Caden's cyst is GONE! Disappeared! God is good!

I feel so blessed to have been able to go on this faith-journey with God. First, he showed me my sin and helped me take drastic steps to run away from it, and then He provided me with the perfect opportunity to practice the fullest faith I have ever known.

This blog entry doesn't come close to expressing the joy and peace I have found in Him, but I hope that it will provide an encouragement to those of you who like me, have struggled to let go of your worries and find peace in something MUCH bigger than any of one of them! It is not an easy journey, but it all starts with removing the things from your life that make you worry... what are you addicted to?

Here are just a FEW of the truths I have found to help me along my journey...

"Therefore I tell you, whatever you ask for in prayer, believe that you have recieved it, and it will be yours." Mark 11:24

"Do not conform any longer to the pattern of this world, but be transformed by the renewing of your mind. Then you will be able to test and approve what God's will is- his good, pleasing and perfect will." Romans 12:2

"In addition to all this, take up the shield of faith, with which YOU CAN extinguish all the flaming arrows of the evil one." Ephesians 6:16 (I love this entire passage about the Full Armor of God Eph 6:10-20)

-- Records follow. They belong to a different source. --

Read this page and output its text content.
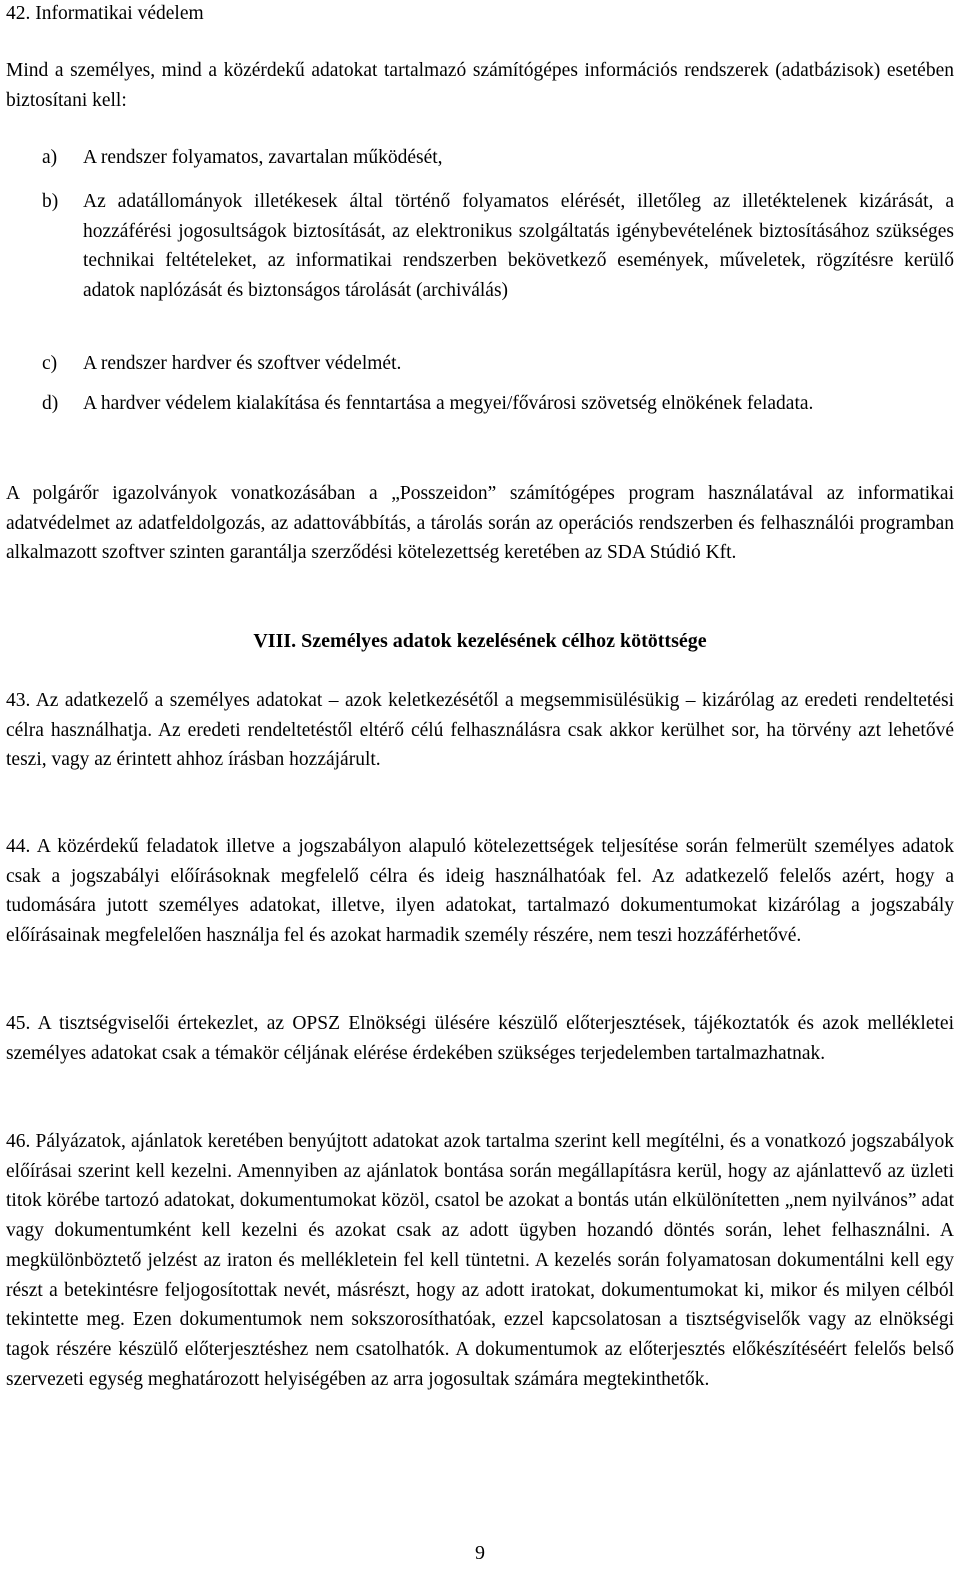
42. Informatikai védelem
Mind a személyes, mind a közérdekű adatokat tartalmazó számítógépes információs rendszerek (adatbázisok) esetében biztosítani kell:
a)	A rendszer folyamatos, zavartalan működését,
b)	Az adatállományok illetékesek által történő folyamatos elérését, illetőleg az illetéktelenek kizárását, a hozzáférési jogosultságok biztosítását, az elektronikus szolgáltatás igénybevételének biztosításához szükséges technikai feltételeket, az informatikai rendszerben bekövetkező események, műveletek, rögzítésre kerülő adatok naplózását és biztonságos tárolását (archiválás)
c)	A rendszer hardver és szoftver védelmét.
d)	A hardver védelem kialakítása és fenntartása a megyei/fővárosi szövetség elnökének feladata.
A polgárőr igazolványok vonatkozásában a „Posszeidon” számítógépes program használatával az informatikai adatvédelmet az adatfeldolgozás, az adattovábbítás, a tárolás során az operációs rendszerben és felhasználói programban alkalmazott szoftver szinten garantálja szerződési kötelezettség keretében az SDA Stúdió Kft.
43. Az adatkezelő a személyes adatokat – azok keletkezésétől a megsemmisülésükig – kizárólag az eredeti rendeltetési célra használhatja. Az eredeti rendeltetéstől eltérő célú felhasználásra csak akkor kerülhet sor, ha törvény azt lehetővé teszi, vagy az érintett ahhoz írásban hozzájárult.
44. A közérdekű feladatok illetve a jogszabályon alapuló kötelezettségek teljesítése során felmerült személyes adatok csak a jogszabályi előírásoknak megfelelő célra és ideig használhatóak fel. Az adatkezelő felelős azért, hogy a tudomására jutott személyes adatokat, illetve, ilyen adatokat, tartalmazó dokumentumokat kizárólag a jogszabály előírásainak megfelelően használja fel és azokat harmadik személy részére, nem teszi hozzáférhetővé.
45. A tisztségviselői értekezlet, az OPSZ Elnökségi ülésére készülő előterjesztések, tájékoztatók és azok mellékletei személyes adatokat csak a témakör céljának elérése érdekében szükséges terjedelemben tartalmazhatnak.
46. Pályázatok, ajánlatok keretében benyújtott adatokat azok tartalma szerint kell megítélni, és a vonatkozó jogszabályok előírásai szerint kell kezelni. Amennyiben az ajánlatok bontása során megállapításra kerül, hogy az ajánlattevő az üzleti titok körébe tartozó adatokat, dokumentumokat közöl, csatol be azokat a bontás után elkülönítetten „nem nyilvános” adat vagy dokumentumként kell kezelni és azokat csak az adott ügyben hozandó döntés során, lehet felhasználni. A megkülönböztető jelzést az iraton és mellékletein fel kell tüntetni. A kezelés során folyamatosan dokumentálni kell egy részt a betekintésre feljogosítottak nevét, másrészt, hogy az adott iratokat, dokumentumokat ki, mikor és milyen célból tekintette meg. Ezen dokumentumok nem sokszorosíthatóak, ezzel kapcsolatosan a tisztségviselők vagy az elnökségi tagok részére készülő előterjesztéshez nem csatolhatók. A dokumentumok az előterjesztés előkészítéséért felelős belső szervezeti egység meghatározott helyiségében az arra jogosultak számára megtekinthetők.
VIII. Személyes adatok kezelésének célhoz kötöttsége
9
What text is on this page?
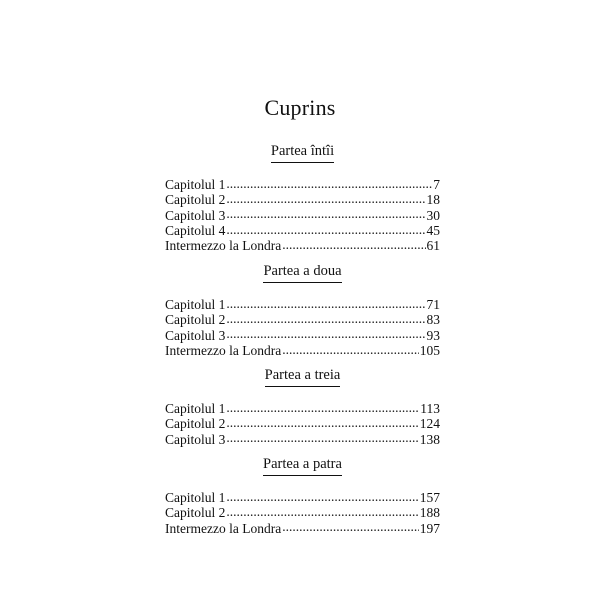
Cuprins
Partea întîi
Capitolul 1 .....	7
Capitolul 2 .....	18
Capitolul 3 .....	30
Capitolul 4 .....	45
Intermezzo la Londra .....	61
Partea a doua
Capitolul 1 .....	71
Capitolul 2 .....	83
Capitolul 3 .....	93
Intermezzo la Londra .....	105
Partea a treia
Capitolul 1 .....	113
Capitolul 2 .....	124
Capitolul 3 .....	138
Partea a patra
Capitolul 1 .....	157
Capitolul 2 .....	188
Intermezzo la Londra .....	197
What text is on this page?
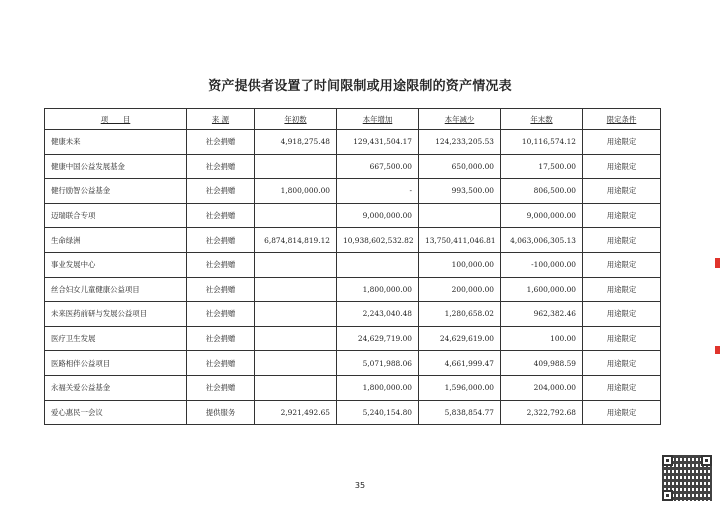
资产提供者设置了时间限制或用途限制的资产情况表
项　　目	来 源	年初数	本年增加	本年减少	年末数	限定条件
健康未来	社会捐赠	4,918,275.48	129,431,504.17	124,233,205.53	10,116,574.12	用途限定
健康中国公益发展基金	社会捐赠		667,500.00	650,000.00	17,500.00	用途限定
健行励智公益基金	社会捐赠	1,800,000.00	-	993,500.00	806,500.00	用途限定
迈瑞联合专项	社会捐赠		9,000,000.00		9,000,000.00	用途限定
生命绿洲	社会捐赠	6,874,814,819.12	10,938,602,532.82	13,750,411,046.81	4,063,006,305.13	用途限定
事业发展中心	社会捐赠			100,000.00	-100,000.00	用途限定
丝合妇女儿童健康公益项目	社会捐赠		1,800,000.00	200,000.00	1,600,000.00	用途限定
未来医药前研与发展公益项目	社会捐赠		2,243,040.48	1,280,658.02	962,382.46	用途限定
医疗卫生发展	社会捐赠		24,629,719.00	24,629,619.00	100.00	用途限定
医路相伴公益项目	社会捐赠		5,071,988.06	4,661,999.47	409,988.59	用途限定
永福关爱公益基金	社会捐赠		1,800,000.00	1,596,000.00	204,000.00	用途限定
爱心惠民一会议	提供服务	2,921,492.65	5,240,154.80	5,838,854.77	2,322,792.68	用途限定
35
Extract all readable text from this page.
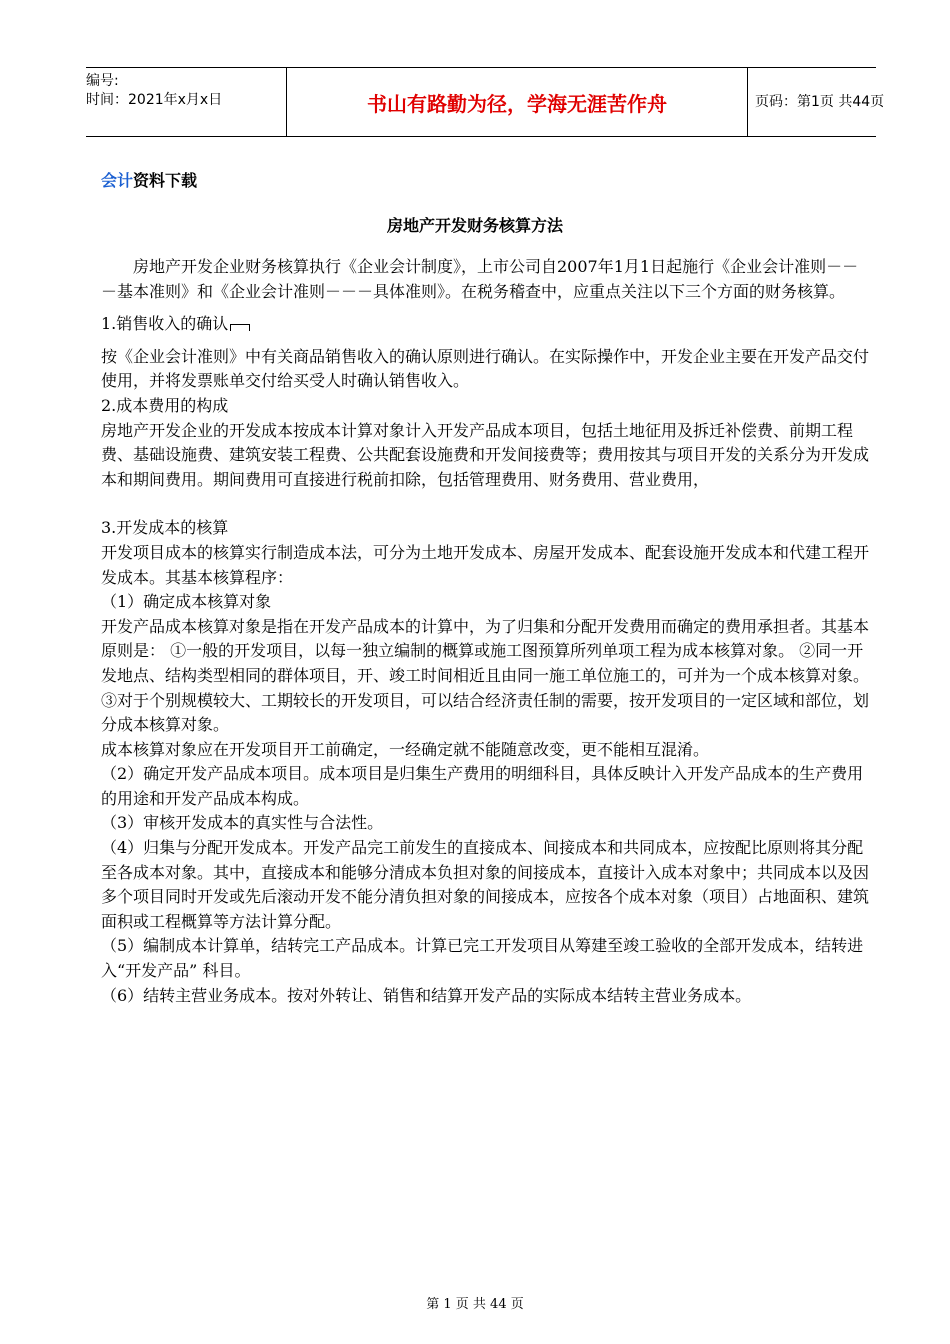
编号:
时间：2021年x月x日	书山有路勤为径，学海无涯苦作舟	页码：第1页 共44页
会计资料下载
房地产开发财务核算方法

房地产开发企业财务核算执行《企业会计制度》，上市公司自2007年1月1日起施行《企业会计准则－－－基本准则》和《企业会计准则－－－具体准则》。在税务稽查中，应重点关注以下三个方面的财务核算。

1.销售收入的确认

按《企业会计准则》中有关商品销售收入的确认原则进行确认。在实际操作中，开发企业主要在开发产品交付使用，并将发票账单交付给买受人时确认销售收入。

2.成本费用的构成

房地产开发企业的开发成本按成本计算对象计入开发产品成本项目，包括土地征用及拆迁补偿费、前期工程费、基础设施费、建筑安装工程费、公共配套设施费和开发间接费等；费用按其与项目开发的关系分为开发成本和期间费用。期间费用可直接进行税前扣除，包括管理费用、财务费用、营业费用，

3.开发成本的核算

开发项目成本的核算实行制造成本法，可分为土地开发成本、房屋开发成本、配套设施开发成本和代建工程开发成本。其基本核算程序：

（1）确定成本核算对象

开发产品成本核算对象是指在开发产品成本的计算中，为了归集和分配开发费用而确定的费用承担者。其基本原则是： ①一般的开发项目，以每一独立编制的概算或施工图预算所列单项工程为成本核算对象。 ②同一开发地点、结构类型相同的群体项目，开、竣工时间相近且由同一施工单位施工的，可并为一个成本核算对象。 ③对于个别规模较大、工期较长的开发项目，可以结合经济责任制的需要，按开发项目的一定区域和部位，划分成本核算对象。

成本核算对象应在开发项目开工前确定，一经确定就不能随意改变，更不能相互混淆。

（2）确定开发产品成本项目。成本项目是归集生产费用的明细科目，具体反映计入开发产品成本的生产费用的用途和开发产品成本构成。

（3）审核开发成本的真实性与合法性。

（4）归集与分配开发成本。开发产品完工前发生的直接成本、间接成本和共同成本，应按配比原则将其分配至各成本对象。其中，直接成本和能够分清成本负担对象的间接成本，直接计入成本对象中；共同成本以及因多个项目同时开发或先后滚动开发不能分清负担对象的间接成本，应按各个成本对象（项目）占地面积、建筑面积或工程概算等方法计算分配。

（5）编制成本计算单，结转完工产品成本。计算已完工开发项目从筹建至竣工验收的全部开发成本，结转进入“开发产品” 科目。

（6）结转主营业务成本。按对外转让、销售和结算开发产品的实际成本结转主营业务成本。

第 1 页 共 44 页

"Do not be anxious about anything, but in everything, by prayer and petition, with thanksgiving, present your requests to God. And the peace of God, which transcends all understanding, will guard your hearts and your minds in Christ Jesus." Phillippians 4:6-7

"If any of you lacks wisdom, he should ask God, who gives generously to all without finding fault, and it will be given to him. But when he asks, he must believe and not doubt, because he who doubts is like a wave of the sea, blown and tossed by the wind." James 1:5-6

"Is any one of you in trouble? He should pray. Is anyone happy? Let him sing songs of praise. Is any one of you sick?He should call the elders of the church to pray over him and annoint him with oil in the name of the Lord. And the prayer offered in faith will make the sick person well; the Lord will raise him up." James 3: 13-15

Thanks for letting me share these things with all of you... I only hope they bring someone else the same hope and peace!
AND NOW FOR THE GOOD STUFF...
Is he not the cutest little guy you've ever seen? Okay well he is to me! :) He was being such a squirmy worm during the ultrasound...he was actually hitting the ultrasound probe and the technician kept laughing because she felt him bopping her hand! Hehe... I was kind of proud, he was just protecting his momma!
Here is a great profile shot. He is looking less ape-ish don't you think? The doctor said he clearly has my nose... we'll just have to wait and see. Katie or Justin? Who will Caden look like? Only God knows!

Have a great weekend! We'll be hunkering down in Austin hoping that Ike brings rain but leaves those strong winds somewhere out in the water. Our thoughts and prayers are with those of you in his path.



2 comments:

twhit said...

I am so happy to hear that Caden is okay. Your blog really helped me. I too am a worrier. So hopefully I can just look to God to get me through. Have a great week and love yall!

Amanda said...

Katie, for some reason that comment went under my mom's name. But it was me Amanda. Ha Ha!